DDoS Attack Disrupts Ubuntu and Canonical Servers Amid Critical Linux Vulnerability Disclosure

• May 3, 2026

Ubuntu and its parent company Canonical are currently experiencing significant service outages due to a sustained distributed denial-of-service (DDoS) attack. The disruption has persisted for over 48 hours, severely impacting the companies’ ability to distribute critical security patches to users.

Security Update Distribution Hindered by Attack

The attack struck shortly after security researchers revealed a severe vulnerability in the Linux kernel, accompanied by publicly released exploit code. This timing has raised concerns about the potential for widespread exploitation of the flaw before patches can be fully deployed.

Canonical’s servers, which normally serve as the primary source for Ubuntu updates, have been unavailable since the attack began. As a result, essential security fixes intended to address the kernel vulnerability are currently not being distributed through official channels. While users are still able to receive updates via mirror sites, the absence of direct access to Ubuntu’s main servers poses a risk for delays and inconsistencies in patch rollout.

The pro-Iranian hacker group has claimed responsibility for the DDoS offensive, though details regarding their motives or demands have not been disclosed. The attack underscores the ongoing risk that threat actors pose to open-source infrastructure and highlights the challenges of maintaining secure update mechanisms in the face of targeted cyberattacks.

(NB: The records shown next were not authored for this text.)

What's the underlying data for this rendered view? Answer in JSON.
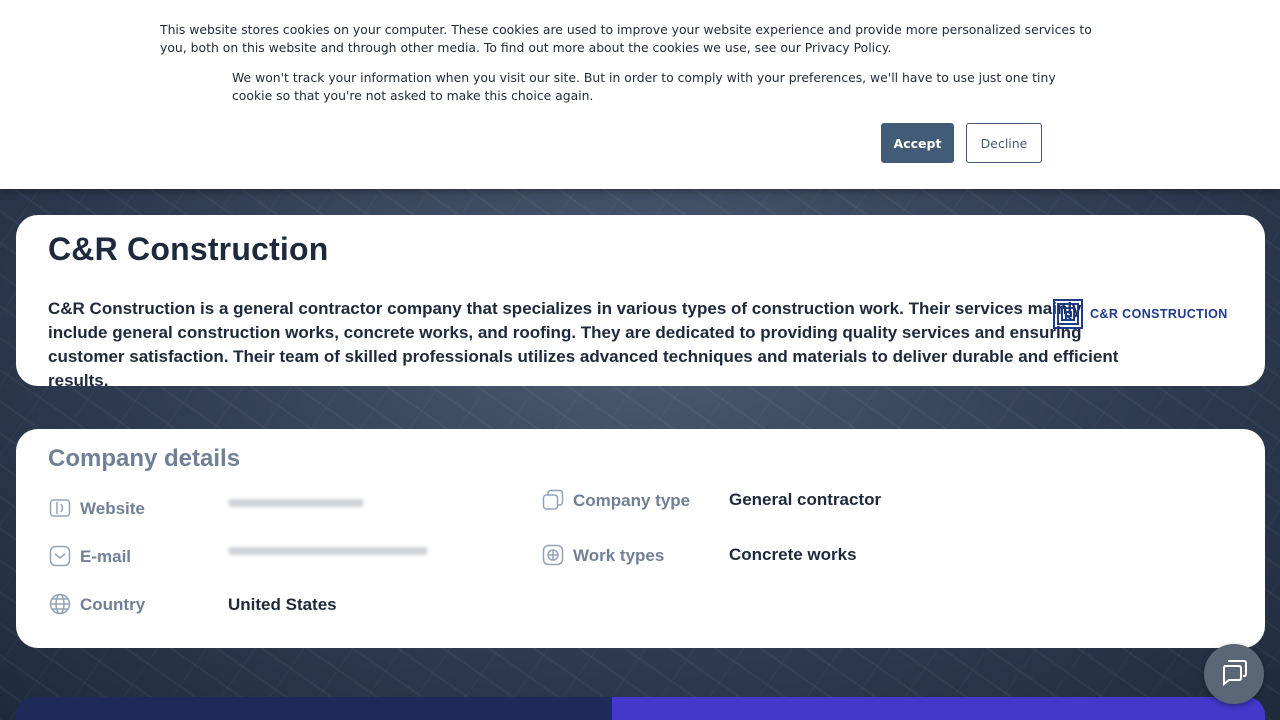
{
  "cookie_banner": {
    "text_main": "This website stores cookies on your computer. These cookies are used to improve your website experience and provide more personalized services to you, both on this website and through other media. To find out more about the cookies we use, see our Privacy Policy.",
    "text_secondary": "We won't track your information when you visit our site. But in order to comply with your preferences, we'll have to use just one tiny cookie so that you're not asked to make this choice again.",
    "accept_label": "Accept",
    "decline_label": "Decline"
  },
  "company": {
    "name": "C&R Construction",
    "description": "C&R Construction is a general contractor company that specializes in various types of construction work. Their services mainly include general construction works, concrete works, and roofing. They are dedicated to providing quality services and ensuring customer satisfaction. Their team of skilled professionals utilizes advanced techniques and materials to deliver durable and efficient results.",
    "logo_text": "C&R CONSTRUCTION"
  },
  "details": {
    "section_title": "Company details",
    "website_label": "Website",
    "email_label": "E-mail",
    "country_label": "Country",
    "country_value": "United States",
    "company_type_label": "Company type",
    "company_type_value": "General contractor",
    "work_types_label": "Work types",
    "work_types_value": "Concrete works"
  },
  "icons": {
    "website": "website-icon",
    "email": "envelope-icon",
    "country": "globe-icon",
    "company_type": "squares-icon",
    "work_types": "grid-icon",
    "chat": "chat-icon"
  },
  "colors": {
    "accent": "#425b76",
    "title": "#1e293b",
    "label": "#718096",
    "logo": "#1e3a8a",
    "bottom_left": "#1e2a5a",
    "bottom_right": "#4338ca"
  }
}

Canonical has yet to announce a timeline for restoring full service or providing additional details about mitigation efforts. Meanwhile, Linux users dependent on Ubuntu installations are advised to monitor mirror repositories and stay vigilant for further developments regarding the security vulnerability.

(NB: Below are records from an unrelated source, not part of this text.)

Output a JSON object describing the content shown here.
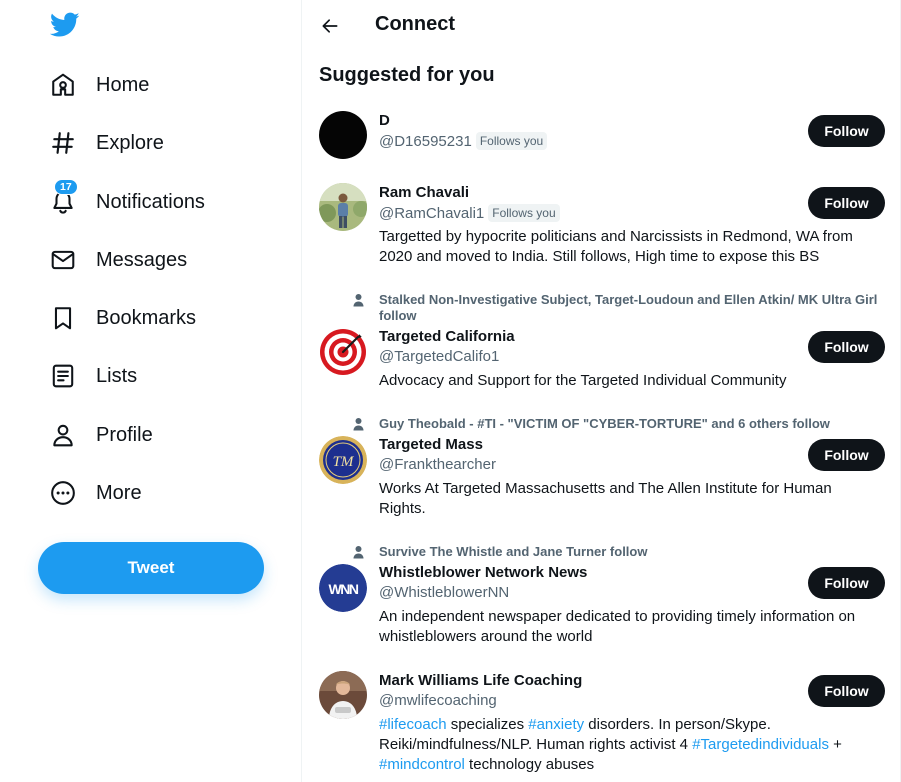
{
  "nav": {
    "items": [
      {
        "label": "Home",
        "icon": "home-icon"
      },
      {
        "label": "Explore",
        "icon": "hashtag-icon"
      },
      {
        "label": "Notifications",
        "icon": "bell-icon",
        "badge": "17"
      },
      {
        "label": "Messages",
        "icon": "envelope-icon"
      },
      {
        "label": "Bookmarks",
        "icon": "bookmark-icon"
      },
      {
        "label": "Lists",
        "icon": "list-icon"
      },
      {
        "label": "Profile",
        "icon": "person-icon"
      },
      {
        "label": "More",
        "icon": "more-circle-icon"
      }
    ],
    "tweet_label": "Tweet"
  },
  "header": {
    "title": "Connect"
  },
  "section_title": "Suggested for you",
  "colors": {
    "brand": "#1d9bf0",
    "text": "#0f1419",
    "muted": "#536471",
    "follow_button": "#0f1419"
  },
  "suggestions": [
    {
      "name": "D",
      "handle": "@D16595231",
      "follows_you": "Follows you",
      "follow_label": "Follow",
      "avatar": "black-circle-avatar"
    },
    {
      "name": "Ram Chavali",
      "handle": "@RamChavali1",
      "follows_you": "Follows you",
      "bio": "Targetted by hypocrite politicians and Narcissists in Redmond, WA from 2020 and moved to India. Still follows, High time to expose this BS",
      "follow_label": "Follow",
      "avatar": "outdoor-photo-avatar"
    },
    {
      "social_context": "Stalked Non-Investigative Subject, Target-Loudoun and Ellen Atkin/ MK Ultra Girl follow",
      "name": "Targeted California",
      "handle": "@TargetedCalifo1",
      "bio": "Advocacy and Support for the Targeted Individual Community",
      "follow_label": "Follow",
      "avatar": "target-logo-avatar"
    },
    {
      "social_context": "Guy Theobald - #TI - \"VICTIM OF \"CYBER-TORTURE\" and 6 others follow",
      "name": "Targeted Mass",
      "handle": "@Frankthearcher",
      "bio": "Works At Targeted Massachusetts and The Allen Institute for Human Rights.",
      "follow_label": "Follow",
      "avatar": "tm-seal-avatar",
      "avatar_text": "TM"
    },
    {
      "social_context": "Survive The Whistle and Jane Turner follow",
      "name": "Whistleblower Network News",
      "handle": "@WhistleblowerNN",
      "bio": "An independent newspaper dedicated to providing timely information on whistleblowers around the world",
      "follow_label": "Follow",
      "avatar": "wnn-logo-avatar",
      "avatar_text": "WNN"
    },
    {
      "name": "Mark Williams Life Coaching",
      "handle": "@mwlifecoaching",
      "bio_parts": {
        "tag1": "#lifecoach",
        "t1": " specializes ",
        "tag2": "#anxiety",
        "t2": " disorders. In person/Skype. Reiki/mindfulness/NLP. Human rights activist 4 ",
        "tag3": "#Targetedindividuals",
        "t3": " + ",
        "tag4": "#mindcontrol",
        "t4": " technology abuses"
      },
      "follow_label": "Follow",
      "avatar": "person-photo-avatar"
    }
  ]
}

This incident serves as a reminder of the critical importance of timely patch distribution to protect large-scale open-source ecosystems from emerging threats. The ongoing disruption could potentially impact enterprise and individual users who rely heavily on Ubuntu’s security updates to safeguard their systems.

Ubuntu and Canonical servers are offline for a second day following a DDoS attack coinciding with disclosure of a major Linux kernel flaw.